Quando completei minha primeira maratona, em Amsterdam, me senti capaz de realizar qualquer coisa. A gente vira meio imbatível, ao menos energeticamente. É uma sensação tão especial que fica impossível descrever em palavras. Meio como se o céu e a terra se encontrassem e, bem no meio, você. Os meses de treinamento, ausência de vida social noturna, dieta, musculação, fisioterapia e estresse foram obliterados por uma força muito mais poderosa.

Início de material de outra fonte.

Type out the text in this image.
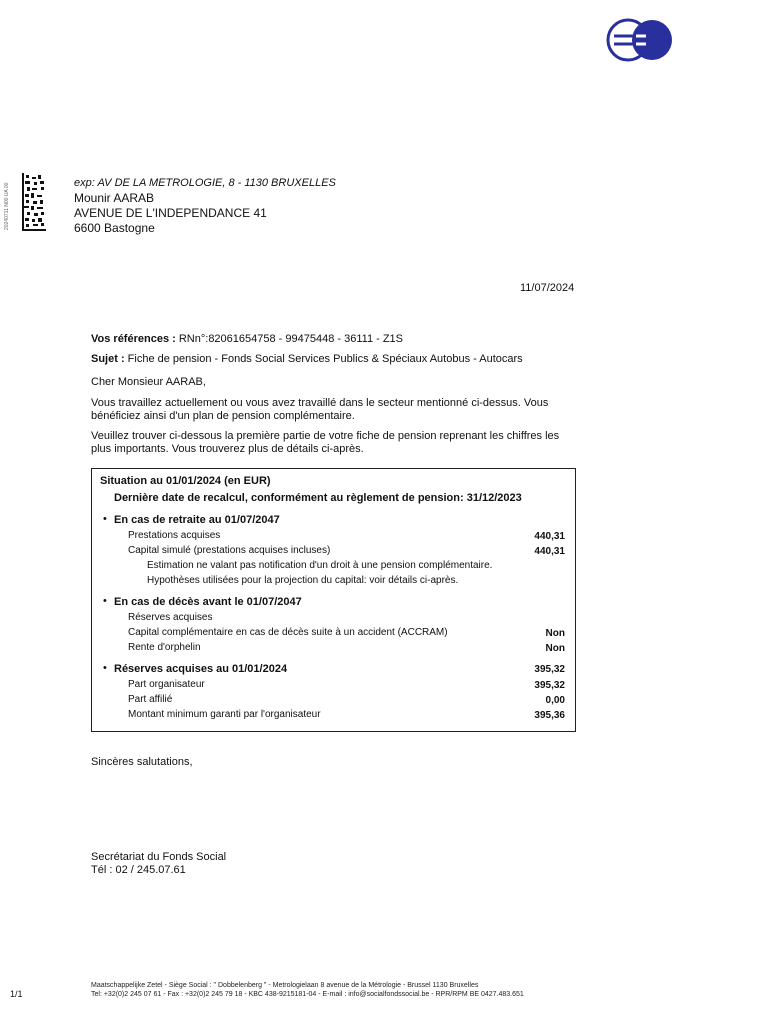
20240711 N00 UA 00	exp: AV DE LA METROLOGIE, 8 - 1130 BRUXELLES
Mounir AARAB
AVENUE DE L'INDEPENDANCE 41
6600 Bastogne
11/07/2024
Vos références : RNn°:82061654758 - 99475448 - 36111 - Z1S
Sujet : Fiche de pension - Fonds Social Services Publics & Spéciaux Autobus - Autocars
Cher Monsieur AARAB,
Vous travaillez actuellement ou vous avez travaillé dans le secteur mentionné ci-dessus. Vous bénéficiez ainsi d'un plan de pension complémentaire.
Veuillez trouver ci-dessous la première partie de votre fiche de pension reprenant les chiffres les plus importants. Vous trouverez plus de détails ci-après.
Situation au 01/01/2024 (en EUR)
Dernière date de recalcul, conformément au règlement de pension: 31/12/2023
• En cas de retraite au 01/07/2047
Prestations acquises	440,31
Capital simulé (prestations acquises incluses)	440,31
Estimation ne valant pas notification d'un droit à une pension complémentaire.
Hypothèses utilisées pour la projection du capital: voir détails ci-après.
• En cas de décès avant le 01/07/2047
Réserves acquises
Capital complémentaire en cas de décès suite à un accident (ACCRAM)	Non
Rente d'orphelin	Non
• Réserves acquises au 01/01/2024	395,32
Part organisateur	395,32
Part affilié	0,00
Montant minimum garanti par l'organisateur	395,36
Sincères salutations,
Secrétariat du Fonds Social
Tél : 02 / 245.07.61
Maatschappelijke Zetel - Siège Social : " Dobbelenberg " - Metrologielaan 8 avenue de la Métrologie - Brussel 1130 Bruxelles
Tel: +32(0)2 245 07 61 - Fax : +32(0)2 245 79 18 - KBC 438-9215181-04 - E-mail : info@socialfondssocial.be - RPR/RPM BE 0427.483.651
1/1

Tem gente que diz que a sensação é mística. E como não seria? Ao nos sentirmos reis e rainhas, alcançamos um estado quase divino. Nos aproximamos de algo maior, quase deuses no planeta corrida. Todo o tempo gasto no processo de se conquistar os 42K nos faz pessoas melhores. Dói, mas é essa dor que possibilita o crescimento. E a evolução, nesse mundo, se dá por aí. Ou por amor. E esse mesmo amor é que passa a ser mais intenso depois que nos percebemos como heróis de nossa própria história. Amor por tudo.

Está chegando a hora de trilhar esse caminho, com todas as suas dificuldades e recompensas. Em meio à ansiedade do início desta jornada, tenho hoje a consciência do que me espera. E, por isso, agradeço. Por todas as oportunidades que tive ao longo da minha vida e que me levaram a me tornar um corredor. Pela minha saúde, física, emocional e espiritual. Agradeço e aceito mais esta montanha para escalar. E com fé eu vou, pois ela não costuma falhar.